I probably could’ve planned a whole wedding while waiting for my FI to propose, but it all would’ve meant pretty much nothing and probably would have offended him somewhat since it’s our wedding, not mine. It’s a special time you get to share with each other, as stressful as it can be.
Keep yourself busy with other things in the meantime – too much wedding stuff could drive you even more crazy about an upcoming proposal. It’ll be here before you know it!
Post # 4
I am in the same boat as you! I know he has the ring and that the proposal will be in either September or October. He also bounces ideas off of me as to how to propose, which I told him to stop doing since I still want it to be a surprise!
Keeping busy helps, venting your excitement though creative means such as writing a love story or sketching/painting seems to help.
However, I totally went into full wedding planning mode anyway (which he is totally fine with and regularily gives me his opinion on), which has actually helped with waiting for the engagement, strangely enough. I’m just so preoccupied with venues and prices that I’m not thinking about how he’s going to propose. We joke all the time that I’ll have the entire wedding planned before we’re even engaged; which I suppose isn’t the worst thing in the world!
I am 100% guilty of going to a wedding show a few weeks ago… and I thought it was pretty fun! I went with my sister (who had to pick up resources for her friend, who is engaged but couldn’t go) and we had fun eating cake and such.
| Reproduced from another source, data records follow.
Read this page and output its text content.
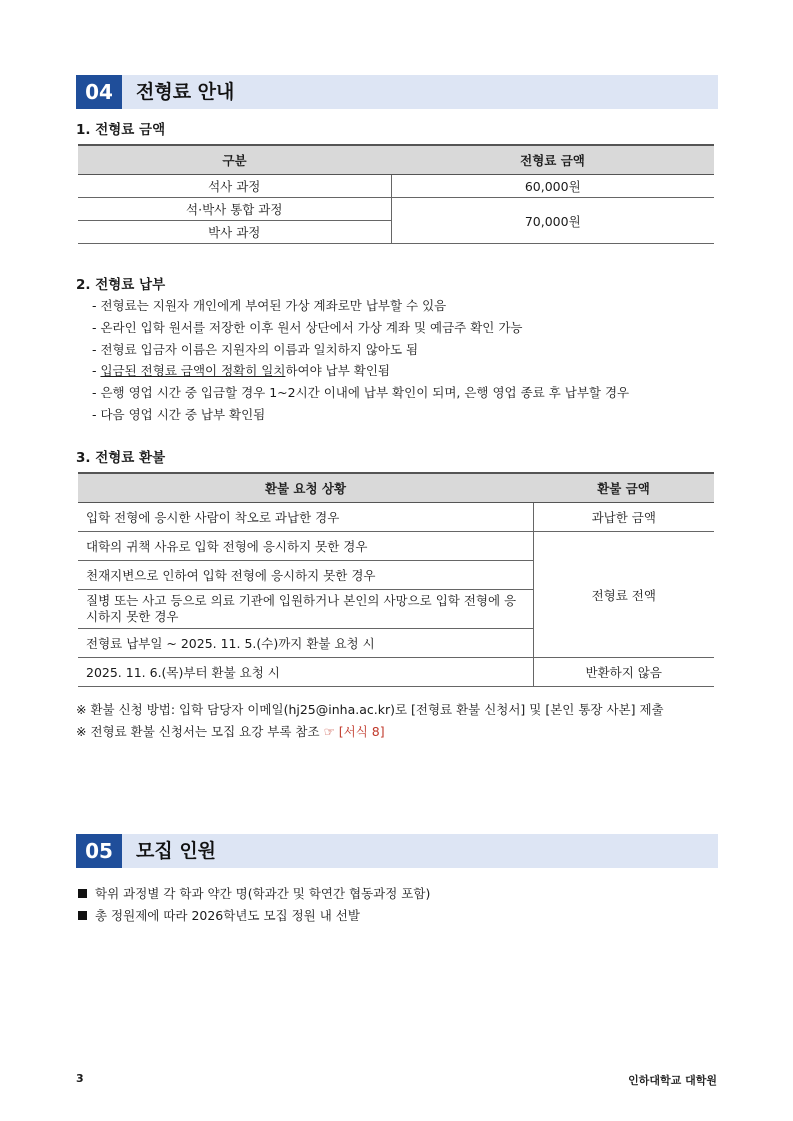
04	전형료 안내
1. 전형료 금액
구분	전형료 금액
석사 과정	60,000원
석·박사 통합 과정	70,000원
박사 과정	
2. 전형료 납부
- 전형료는 지원자 개인에게 부여된 가상 계좌로만 납부할 수 있음
- 온라인 입학 원서를 저장한 이후 원서 상단에서 가상 계좌 및 예금주 확인 가능
- 전형료 입금자 이름은 지원자의 이름과 일치하지 않아도 됨
- 입금된 전형료 금액이 정확히 일치하여야 납부 확인됨
- 은행 영업 시간 중 입금할 경우 1~2시간 이내에 납부 확인이 되며, 은행 영업 종료 후 납부할 경우
- 다음 영업 시간 중 납부 확인됨
3. 전형료 환불
환불 요청 상황	환불 금액
입학 전형에 응시한 사람이 착오로 과납한 경우	과납한 금액
대학의 귀책 사유로 입학 전형에 응시하지 못한 경우	전형료 전액
천재지변으로 인하여 입학 전형에 응시하지 못한 경우	
질병 또는 사고 등으로 의료 기관에 입원하거나 본인의 사망으로 입학 전형에 응시하지 못한 경우	
전형료 납부일 ~ 2025. 11. 5.(수)까지 환불 요청 시	
2025. 11. 6.(목)부터 환불 요청 시	반환하지 않음
※ 환불 신청 방법: 입학 담당자 이메일(hj25@inha.ac.kr)로 [전형료 환불 신청서] 및 [본인 통장 사본] 제출
※ 전형료 환불 신청서는 모집 요강 부록 참조 ☞ [서식 8]
05	모집 인원
학위 과정별 각 학과 약간 명(학과간 및 학연간 협동과정 포함)
총 정원제에 따라 2026학년도 모집 정원 내 선발
3	인하대학교 대학원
I got a lot of free things, including magazines that have been super helpful in the pre-planning process with just getting an idea of what I am getting myself into; wedding-wise.
So just go for it, why not? I found it fun! Since we have a wedding month & year picked out, I just wore a $20 Amazon ring that I’ve had for awhile and said I was engaged (because I may as well be) and was just browsing for my wedding that’s almost three years away. No pressure from vendors, but still got some great information.
Best of luck, to both of us waiting this out! 😀
Post # 5
I say stop driving yourself nuts and just start planning. Who cares if some may think it’s weird. Go to the show, have fun! If people ask where your ring is, tell them you left it at home, it’s not a lie. Most people wish they had started planning earlier than they did, so I say go for it. Sounds like your FH is fine with planning now anyway, who’s it going to hurt? There’s only so many oppourtunities to go look at venues so staring to research now could be a great idea. Have fun!